Cinnamon Roll Sheet Pan Pancakes
Ingredients
2 1/2 c milk
2 1/2 Tbsp apple cider vinegar
1 Tbsp vanilla
3 c flour
1/3 c sugar
2 Tbsp baking powder
3/4 tsp salt
1/4 tsp baking soda
1/2 c coconut cream (the thick part on top of canned coconut milk)
6 Tbsp oil
2/3 c brown sugar
1 Tbsp cinnamon
Prep
Preheat oven to 425. Grease a 18x13 baking sheet or a 13x9 sheet pan; depending on desired thickness.
Directions
In a medium bowl, add the milk, vinegar and vanilla together. Set aside for 10 minutes. To a separate large bowl, whisk together the flour, sugar, baking powder, sale and baking soda. After the milk mixture has sat for 10 minutes, add in the coconut cream and oil.

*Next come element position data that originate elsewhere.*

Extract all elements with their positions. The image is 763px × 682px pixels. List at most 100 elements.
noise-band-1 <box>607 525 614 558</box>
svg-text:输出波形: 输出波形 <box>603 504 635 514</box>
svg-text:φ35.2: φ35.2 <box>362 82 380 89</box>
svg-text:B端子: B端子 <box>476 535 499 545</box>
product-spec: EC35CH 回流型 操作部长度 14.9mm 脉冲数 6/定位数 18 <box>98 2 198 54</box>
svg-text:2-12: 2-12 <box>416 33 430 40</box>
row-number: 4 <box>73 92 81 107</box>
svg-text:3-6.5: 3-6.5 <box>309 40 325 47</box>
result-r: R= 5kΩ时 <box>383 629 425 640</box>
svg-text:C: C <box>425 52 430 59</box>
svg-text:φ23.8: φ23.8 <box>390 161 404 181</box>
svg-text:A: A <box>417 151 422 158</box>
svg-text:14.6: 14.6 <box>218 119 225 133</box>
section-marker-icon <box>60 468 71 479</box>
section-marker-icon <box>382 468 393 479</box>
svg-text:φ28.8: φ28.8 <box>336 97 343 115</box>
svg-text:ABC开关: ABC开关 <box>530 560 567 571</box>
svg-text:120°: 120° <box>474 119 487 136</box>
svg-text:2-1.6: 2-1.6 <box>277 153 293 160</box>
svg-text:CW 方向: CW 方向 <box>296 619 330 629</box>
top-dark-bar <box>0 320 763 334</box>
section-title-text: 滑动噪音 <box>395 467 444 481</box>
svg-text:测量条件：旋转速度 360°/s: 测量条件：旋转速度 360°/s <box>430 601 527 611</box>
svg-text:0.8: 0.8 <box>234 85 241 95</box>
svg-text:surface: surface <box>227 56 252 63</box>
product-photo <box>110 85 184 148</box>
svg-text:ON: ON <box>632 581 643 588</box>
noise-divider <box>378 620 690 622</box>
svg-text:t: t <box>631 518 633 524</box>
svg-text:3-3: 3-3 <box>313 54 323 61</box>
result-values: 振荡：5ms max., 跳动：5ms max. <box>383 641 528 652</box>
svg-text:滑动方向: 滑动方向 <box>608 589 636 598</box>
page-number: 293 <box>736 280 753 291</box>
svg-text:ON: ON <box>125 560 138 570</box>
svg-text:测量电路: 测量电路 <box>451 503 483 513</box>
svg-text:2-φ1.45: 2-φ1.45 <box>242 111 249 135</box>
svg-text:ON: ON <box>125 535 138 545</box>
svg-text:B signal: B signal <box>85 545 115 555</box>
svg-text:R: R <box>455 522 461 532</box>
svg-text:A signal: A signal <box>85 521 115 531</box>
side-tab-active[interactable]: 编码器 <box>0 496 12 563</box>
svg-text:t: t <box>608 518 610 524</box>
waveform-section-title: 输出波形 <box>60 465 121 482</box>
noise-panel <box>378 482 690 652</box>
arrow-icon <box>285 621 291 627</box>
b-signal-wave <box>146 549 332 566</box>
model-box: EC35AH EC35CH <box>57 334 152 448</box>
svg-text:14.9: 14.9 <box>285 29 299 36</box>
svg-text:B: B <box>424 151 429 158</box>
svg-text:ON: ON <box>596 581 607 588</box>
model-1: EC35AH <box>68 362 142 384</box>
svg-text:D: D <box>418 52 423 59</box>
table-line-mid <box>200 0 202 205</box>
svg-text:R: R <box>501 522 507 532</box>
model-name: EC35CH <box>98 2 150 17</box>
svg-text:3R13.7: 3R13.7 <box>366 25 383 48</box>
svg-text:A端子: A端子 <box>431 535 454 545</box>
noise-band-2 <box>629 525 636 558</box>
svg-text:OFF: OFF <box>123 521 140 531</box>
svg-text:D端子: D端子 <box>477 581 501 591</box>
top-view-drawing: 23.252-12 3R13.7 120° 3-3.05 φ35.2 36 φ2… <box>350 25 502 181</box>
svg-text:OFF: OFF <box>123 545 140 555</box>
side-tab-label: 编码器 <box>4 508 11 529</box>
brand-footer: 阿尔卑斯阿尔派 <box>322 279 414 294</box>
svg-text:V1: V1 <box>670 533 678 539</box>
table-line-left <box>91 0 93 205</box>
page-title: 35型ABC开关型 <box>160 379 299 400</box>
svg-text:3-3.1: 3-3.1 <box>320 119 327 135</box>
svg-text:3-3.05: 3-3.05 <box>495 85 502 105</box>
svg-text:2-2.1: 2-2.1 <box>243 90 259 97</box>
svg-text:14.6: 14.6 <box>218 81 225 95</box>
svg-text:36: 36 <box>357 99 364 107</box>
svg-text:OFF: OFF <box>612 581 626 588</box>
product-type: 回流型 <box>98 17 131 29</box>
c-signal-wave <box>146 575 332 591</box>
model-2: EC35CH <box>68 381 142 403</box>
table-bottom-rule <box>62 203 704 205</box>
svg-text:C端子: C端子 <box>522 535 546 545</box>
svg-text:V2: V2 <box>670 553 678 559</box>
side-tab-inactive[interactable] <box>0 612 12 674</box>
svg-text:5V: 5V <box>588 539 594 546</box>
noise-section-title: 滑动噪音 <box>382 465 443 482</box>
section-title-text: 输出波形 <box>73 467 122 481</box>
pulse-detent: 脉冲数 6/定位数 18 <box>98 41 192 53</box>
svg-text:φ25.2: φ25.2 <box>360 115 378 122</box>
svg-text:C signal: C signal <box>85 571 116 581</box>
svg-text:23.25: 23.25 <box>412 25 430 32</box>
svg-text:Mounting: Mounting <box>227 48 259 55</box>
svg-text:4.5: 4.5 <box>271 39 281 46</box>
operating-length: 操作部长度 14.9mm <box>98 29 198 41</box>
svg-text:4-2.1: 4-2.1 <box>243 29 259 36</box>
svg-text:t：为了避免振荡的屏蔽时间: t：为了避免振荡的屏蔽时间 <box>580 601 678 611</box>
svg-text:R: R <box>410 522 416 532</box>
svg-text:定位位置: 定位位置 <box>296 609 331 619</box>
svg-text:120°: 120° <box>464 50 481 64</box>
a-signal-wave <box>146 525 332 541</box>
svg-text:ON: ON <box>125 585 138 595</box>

Whisk together well. Add the wet ingredients to the dry ingredients and whisk, scrapping down the sides. Do not overmix. Let mixture sit for at least 5 minutes before pouring. Pour all if your batter and spread evenly. In a small bowl, combine the brown sugar and cinnamon together, Spoonful small amounts across the top of your batter. Use a knife or toothpick to make swirls in the batter. Place in oven and bake for 12-15 minutes.